Para Fábio Bueno, promotor da Infância e Juventude de São Paulo, a superlotação atrapalha o atendimento personalizado a jovens infratores —uma forma de tentar reduzir as chances de eles voltarem a se envolver com o crime.

"O ECA diz que o atendimento se dê em pequenas unidades e de forma personalizada. Quando um assistente social atende 20 pessoas, consegue fazer um trabalho razoável. Quando ele precisa atender 40, acaba fazendo um algo superficial", diz.

Há dois anos, o Ministério Público entrou com uma ação para que a Fundação Casa crie mil novas vagas. O processo está parado na Justiça.

A ação pede também que o governo estadual cumpra o Sinase (Sistema Nacional de Atendimento Socioeducativo). A norma federal determina que casas de internação devem ter no máximo 40 jovens.

VISITA

Na última quinta (25), a reportagem realizou uma visita monitorada à Rio Tocantins, uma das mais cheias.

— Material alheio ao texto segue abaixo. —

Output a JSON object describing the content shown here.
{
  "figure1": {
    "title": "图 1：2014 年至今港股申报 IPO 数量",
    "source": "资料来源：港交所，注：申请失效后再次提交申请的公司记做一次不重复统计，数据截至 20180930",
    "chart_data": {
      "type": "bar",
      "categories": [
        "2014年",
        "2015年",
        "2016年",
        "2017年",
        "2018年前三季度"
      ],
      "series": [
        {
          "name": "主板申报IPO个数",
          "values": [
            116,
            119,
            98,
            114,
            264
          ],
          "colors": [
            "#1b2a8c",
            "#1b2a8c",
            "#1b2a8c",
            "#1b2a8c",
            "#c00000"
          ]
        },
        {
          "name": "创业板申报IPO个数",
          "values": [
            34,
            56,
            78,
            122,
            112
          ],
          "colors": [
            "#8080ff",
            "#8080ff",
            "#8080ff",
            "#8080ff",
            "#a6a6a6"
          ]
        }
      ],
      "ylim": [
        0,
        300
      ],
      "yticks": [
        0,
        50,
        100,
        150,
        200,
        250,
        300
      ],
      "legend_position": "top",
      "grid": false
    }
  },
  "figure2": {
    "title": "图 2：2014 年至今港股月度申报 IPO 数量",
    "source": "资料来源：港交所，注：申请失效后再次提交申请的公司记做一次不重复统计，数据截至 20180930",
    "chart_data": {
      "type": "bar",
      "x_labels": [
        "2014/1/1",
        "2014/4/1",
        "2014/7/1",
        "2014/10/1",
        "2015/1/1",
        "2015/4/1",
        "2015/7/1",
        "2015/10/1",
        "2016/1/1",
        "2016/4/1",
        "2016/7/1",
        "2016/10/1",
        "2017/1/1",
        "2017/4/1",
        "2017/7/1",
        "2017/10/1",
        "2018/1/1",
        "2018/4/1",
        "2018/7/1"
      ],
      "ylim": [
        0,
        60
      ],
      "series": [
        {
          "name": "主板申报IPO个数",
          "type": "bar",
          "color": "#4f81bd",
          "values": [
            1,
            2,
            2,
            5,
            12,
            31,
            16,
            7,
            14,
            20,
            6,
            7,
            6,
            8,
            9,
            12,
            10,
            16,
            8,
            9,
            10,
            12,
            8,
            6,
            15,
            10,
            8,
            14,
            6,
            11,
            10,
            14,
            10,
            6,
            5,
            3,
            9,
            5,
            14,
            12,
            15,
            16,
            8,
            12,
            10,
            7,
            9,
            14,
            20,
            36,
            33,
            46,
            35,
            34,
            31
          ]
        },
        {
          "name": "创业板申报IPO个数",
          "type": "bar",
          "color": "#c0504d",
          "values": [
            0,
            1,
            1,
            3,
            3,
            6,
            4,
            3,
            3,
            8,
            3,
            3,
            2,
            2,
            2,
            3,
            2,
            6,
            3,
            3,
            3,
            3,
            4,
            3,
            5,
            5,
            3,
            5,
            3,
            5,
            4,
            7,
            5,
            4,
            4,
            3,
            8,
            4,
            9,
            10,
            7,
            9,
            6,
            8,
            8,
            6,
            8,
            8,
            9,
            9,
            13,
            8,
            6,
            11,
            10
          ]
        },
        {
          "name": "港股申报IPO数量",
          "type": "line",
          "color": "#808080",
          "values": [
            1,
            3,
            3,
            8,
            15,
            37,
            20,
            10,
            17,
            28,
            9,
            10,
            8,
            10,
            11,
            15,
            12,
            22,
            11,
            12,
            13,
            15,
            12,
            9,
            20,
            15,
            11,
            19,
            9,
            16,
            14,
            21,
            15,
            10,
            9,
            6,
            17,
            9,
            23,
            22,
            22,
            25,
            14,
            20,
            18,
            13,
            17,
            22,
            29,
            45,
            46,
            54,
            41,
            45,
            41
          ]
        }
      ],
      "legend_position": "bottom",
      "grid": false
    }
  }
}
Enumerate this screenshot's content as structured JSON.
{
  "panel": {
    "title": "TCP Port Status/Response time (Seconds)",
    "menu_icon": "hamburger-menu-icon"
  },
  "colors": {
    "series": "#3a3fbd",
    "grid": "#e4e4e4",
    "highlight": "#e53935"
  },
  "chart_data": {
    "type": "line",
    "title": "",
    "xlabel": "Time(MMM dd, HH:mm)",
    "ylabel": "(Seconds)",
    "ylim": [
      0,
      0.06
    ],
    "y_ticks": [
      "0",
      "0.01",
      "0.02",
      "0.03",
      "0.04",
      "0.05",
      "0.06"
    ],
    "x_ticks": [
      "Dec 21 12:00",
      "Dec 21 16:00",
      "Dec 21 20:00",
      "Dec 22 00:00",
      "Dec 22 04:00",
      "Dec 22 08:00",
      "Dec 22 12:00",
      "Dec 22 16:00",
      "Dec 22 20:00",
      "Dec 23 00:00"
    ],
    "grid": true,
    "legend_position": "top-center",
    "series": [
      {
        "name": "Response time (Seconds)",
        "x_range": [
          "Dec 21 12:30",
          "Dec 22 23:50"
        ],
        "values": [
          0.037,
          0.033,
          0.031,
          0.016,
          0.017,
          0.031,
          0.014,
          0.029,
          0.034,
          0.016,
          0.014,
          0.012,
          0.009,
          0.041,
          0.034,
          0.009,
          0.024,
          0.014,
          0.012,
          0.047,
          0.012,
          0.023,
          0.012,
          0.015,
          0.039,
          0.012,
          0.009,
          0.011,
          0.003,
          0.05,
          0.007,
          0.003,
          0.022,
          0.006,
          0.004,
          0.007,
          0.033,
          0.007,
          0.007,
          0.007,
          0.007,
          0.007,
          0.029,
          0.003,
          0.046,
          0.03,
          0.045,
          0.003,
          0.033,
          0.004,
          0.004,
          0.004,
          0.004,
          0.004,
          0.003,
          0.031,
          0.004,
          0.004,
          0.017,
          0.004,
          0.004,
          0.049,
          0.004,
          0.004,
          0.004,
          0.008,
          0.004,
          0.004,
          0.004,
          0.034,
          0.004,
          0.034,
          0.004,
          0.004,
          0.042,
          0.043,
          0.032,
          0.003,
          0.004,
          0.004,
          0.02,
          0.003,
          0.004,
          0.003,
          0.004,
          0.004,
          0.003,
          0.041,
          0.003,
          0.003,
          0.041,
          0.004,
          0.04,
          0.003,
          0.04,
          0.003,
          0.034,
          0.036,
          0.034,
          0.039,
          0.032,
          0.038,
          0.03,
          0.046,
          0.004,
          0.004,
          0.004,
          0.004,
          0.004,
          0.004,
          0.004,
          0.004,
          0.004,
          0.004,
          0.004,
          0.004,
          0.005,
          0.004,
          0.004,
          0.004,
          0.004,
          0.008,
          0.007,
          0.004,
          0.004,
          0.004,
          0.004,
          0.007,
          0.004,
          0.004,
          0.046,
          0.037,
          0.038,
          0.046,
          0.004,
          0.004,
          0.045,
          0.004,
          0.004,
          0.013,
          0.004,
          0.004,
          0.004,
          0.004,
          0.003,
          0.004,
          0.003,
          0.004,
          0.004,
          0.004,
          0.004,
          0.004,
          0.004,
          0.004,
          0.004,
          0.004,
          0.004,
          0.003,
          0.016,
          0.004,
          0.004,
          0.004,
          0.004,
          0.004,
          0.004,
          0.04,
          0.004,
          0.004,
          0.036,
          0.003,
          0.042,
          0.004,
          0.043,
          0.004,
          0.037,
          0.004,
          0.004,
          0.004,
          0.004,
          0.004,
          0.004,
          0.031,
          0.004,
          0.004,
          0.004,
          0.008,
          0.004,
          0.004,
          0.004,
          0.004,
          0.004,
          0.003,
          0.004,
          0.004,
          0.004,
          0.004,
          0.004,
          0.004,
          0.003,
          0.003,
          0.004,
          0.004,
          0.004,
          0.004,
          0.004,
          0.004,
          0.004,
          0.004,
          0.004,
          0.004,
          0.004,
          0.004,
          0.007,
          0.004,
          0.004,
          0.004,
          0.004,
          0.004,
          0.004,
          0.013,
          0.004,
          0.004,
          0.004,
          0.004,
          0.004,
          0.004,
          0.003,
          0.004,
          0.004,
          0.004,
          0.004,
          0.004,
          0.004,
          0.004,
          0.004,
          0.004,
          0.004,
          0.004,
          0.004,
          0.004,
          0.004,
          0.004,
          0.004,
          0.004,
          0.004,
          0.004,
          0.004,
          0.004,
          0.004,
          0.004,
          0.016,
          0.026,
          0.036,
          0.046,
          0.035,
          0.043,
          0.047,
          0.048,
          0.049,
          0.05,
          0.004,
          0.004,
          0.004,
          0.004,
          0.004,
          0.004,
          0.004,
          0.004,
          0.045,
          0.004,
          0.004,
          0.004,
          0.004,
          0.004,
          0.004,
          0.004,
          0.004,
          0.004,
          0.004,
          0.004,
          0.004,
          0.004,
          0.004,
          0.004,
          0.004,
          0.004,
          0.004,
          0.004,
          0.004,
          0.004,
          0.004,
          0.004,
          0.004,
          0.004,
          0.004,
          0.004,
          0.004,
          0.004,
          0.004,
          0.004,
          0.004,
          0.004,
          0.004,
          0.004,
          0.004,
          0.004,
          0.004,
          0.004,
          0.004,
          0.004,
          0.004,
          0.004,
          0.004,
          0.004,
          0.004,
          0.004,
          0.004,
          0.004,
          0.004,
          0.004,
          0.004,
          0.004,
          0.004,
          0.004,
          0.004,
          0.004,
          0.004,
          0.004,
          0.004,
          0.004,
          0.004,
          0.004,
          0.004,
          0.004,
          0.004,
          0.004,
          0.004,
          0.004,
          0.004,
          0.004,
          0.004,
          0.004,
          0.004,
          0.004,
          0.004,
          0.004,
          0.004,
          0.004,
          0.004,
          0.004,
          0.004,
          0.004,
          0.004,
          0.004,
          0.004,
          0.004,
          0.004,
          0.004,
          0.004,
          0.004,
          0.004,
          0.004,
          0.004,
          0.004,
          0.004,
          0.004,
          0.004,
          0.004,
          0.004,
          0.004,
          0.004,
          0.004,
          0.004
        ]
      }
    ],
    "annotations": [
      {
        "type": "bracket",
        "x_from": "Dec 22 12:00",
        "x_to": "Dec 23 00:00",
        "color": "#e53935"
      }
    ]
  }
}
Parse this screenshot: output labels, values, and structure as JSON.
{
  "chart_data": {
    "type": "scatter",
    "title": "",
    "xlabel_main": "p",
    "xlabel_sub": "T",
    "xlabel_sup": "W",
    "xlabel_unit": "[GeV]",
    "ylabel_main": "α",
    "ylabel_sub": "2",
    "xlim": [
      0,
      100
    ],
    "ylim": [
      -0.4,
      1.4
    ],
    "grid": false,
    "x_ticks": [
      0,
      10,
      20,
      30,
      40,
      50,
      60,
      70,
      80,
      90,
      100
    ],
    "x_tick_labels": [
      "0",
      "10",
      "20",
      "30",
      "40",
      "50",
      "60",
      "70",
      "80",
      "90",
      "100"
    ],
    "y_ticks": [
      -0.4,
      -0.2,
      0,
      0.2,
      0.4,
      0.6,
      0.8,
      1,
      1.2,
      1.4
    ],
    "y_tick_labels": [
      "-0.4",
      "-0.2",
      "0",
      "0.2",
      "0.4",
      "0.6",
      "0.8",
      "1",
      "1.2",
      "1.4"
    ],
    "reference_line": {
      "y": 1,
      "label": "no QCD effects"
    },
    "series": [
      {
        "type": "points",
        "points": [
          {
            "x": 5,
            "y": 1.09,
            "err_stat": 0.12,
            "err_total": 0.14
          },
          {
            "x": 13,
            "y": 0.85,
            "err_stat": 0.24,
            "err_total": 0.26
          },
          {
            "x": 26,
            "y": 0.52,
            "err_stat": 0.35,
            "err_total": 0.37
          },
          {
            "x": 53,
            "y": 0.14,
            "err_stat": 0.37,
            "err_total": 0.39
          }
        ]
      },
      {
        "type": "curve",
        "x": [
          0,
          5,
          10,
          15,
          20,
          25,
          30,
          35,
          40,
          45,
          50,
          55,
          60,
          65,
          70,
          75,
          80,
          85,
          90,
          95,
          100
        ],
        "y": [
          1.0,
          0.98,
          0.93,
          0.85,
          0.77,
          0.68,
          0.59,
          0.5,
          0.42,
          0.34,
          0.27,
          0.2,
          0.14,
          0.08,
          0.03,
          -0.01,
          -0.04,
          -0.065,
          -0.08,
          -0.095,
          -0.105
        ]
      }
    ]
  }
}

Uniformizados e com a cabeça raspada, adolescentes tinham aulas e assistiam a filmes. Alguns eram atendidos por psicólogos. Nos quartos, com oito camas, dormem 11 jovens —três deles no chão.

"Acho aqui bem de boa, tem até sobremesa. Mas já fiquei em outra [unidade] que era ruim. A gente apanhava todo dia, era cheia. Aí fizemos uma rebelião", conta B., 17, que está na Fundação Casa pela segunda vez, por roubo.

FUNDAÇÃO CASA - Unidades

OUTRO LADO

Em entrevista à Folha, a presidente da Fundação Casa de SP, Berenice Giannella, afirmou que a lotação de jovens acima da capacidade na maioria das unidades não prejudica o trabalho da instituição no cumprimento das medidas socioeducativas.

"Esse excesso de lotação significa seis ou sete meninos a mais na maioria dos casos. Isso não prejudica o nosso atendimento. Todos os meninos fazem esporte, têm aula de arte e cultura, vão na escola, são vacinados. As medidas fazem a parte delas", disse.

"É claro que nós não somos mágicos, há um contexto maior. Os meninos chegam analfabetos, com famílias desestruturadas. Quando eles saem daqui, voltam para esse mundo", afirmou.

Ela também creditou a superlotação a um excesso de rigor de juízes, principalmente no interior do Estado de São Paulo, ao determinar internação para jovens envolvidos com o tráfico de drogas.

O ECA (Estatuto da Criança e do Adolescente) estabelece que, em caso de primeira passagem por tráfico, o jovem deve cumprir medidas alternativas, como a de semiliberdade. Só deve ser internado em caso de reincidência.

Fundação casa - Capacidade

Ato infracional - Em %*

"Há um exagero no caso de internação por tráfico de entorpecentes, principalmente no interior", afirmou Berenice, presidente da fundação paulista desde 2006.

Para ela, também há excesso de internações provisórias, quando o jovem fica por 45 dias numa unidade, esperando a Justiça decidir se ele ficará por mais tempo ou será liberado. Segundo ela, 30% das provisórias não se convertem em internações.

"Tenho plena convicção de que, se não houvesse excesso de internação provisória ou por tráfico, nós teríamos vagas sobrando. Muitas vezes, o juiz quer dar um susto no adolescente e, depois de 45 dias, o solta. Se vai soltar, porque internou provisoriamente?", declara.

Sobre a capacidade estendida, quando a Fundação Casa supera a lotação em 15% em algumas unidades, Berenice argumenta que a estratégia não é usada em toda a rede da instituição.

"Usamos na região oeste, onde mais de 80% dos meninos são internados por tráfico, e na capital, em unidades de internação provisória."

A decisão do STF (Supremo Tribunal Federal) sobre o tema, diz, refere-se a uma questão de competência. "A decisão diz que o Judiciário não pode determinar quantos meninos vão ficar em cada unidade. Isso é uma questão do Executivo", explica.

Sobre denúncias de agressão a adolescentes, Berenice afirma que a Corregedoria da fundação investiga os casos e pune os responsáveis.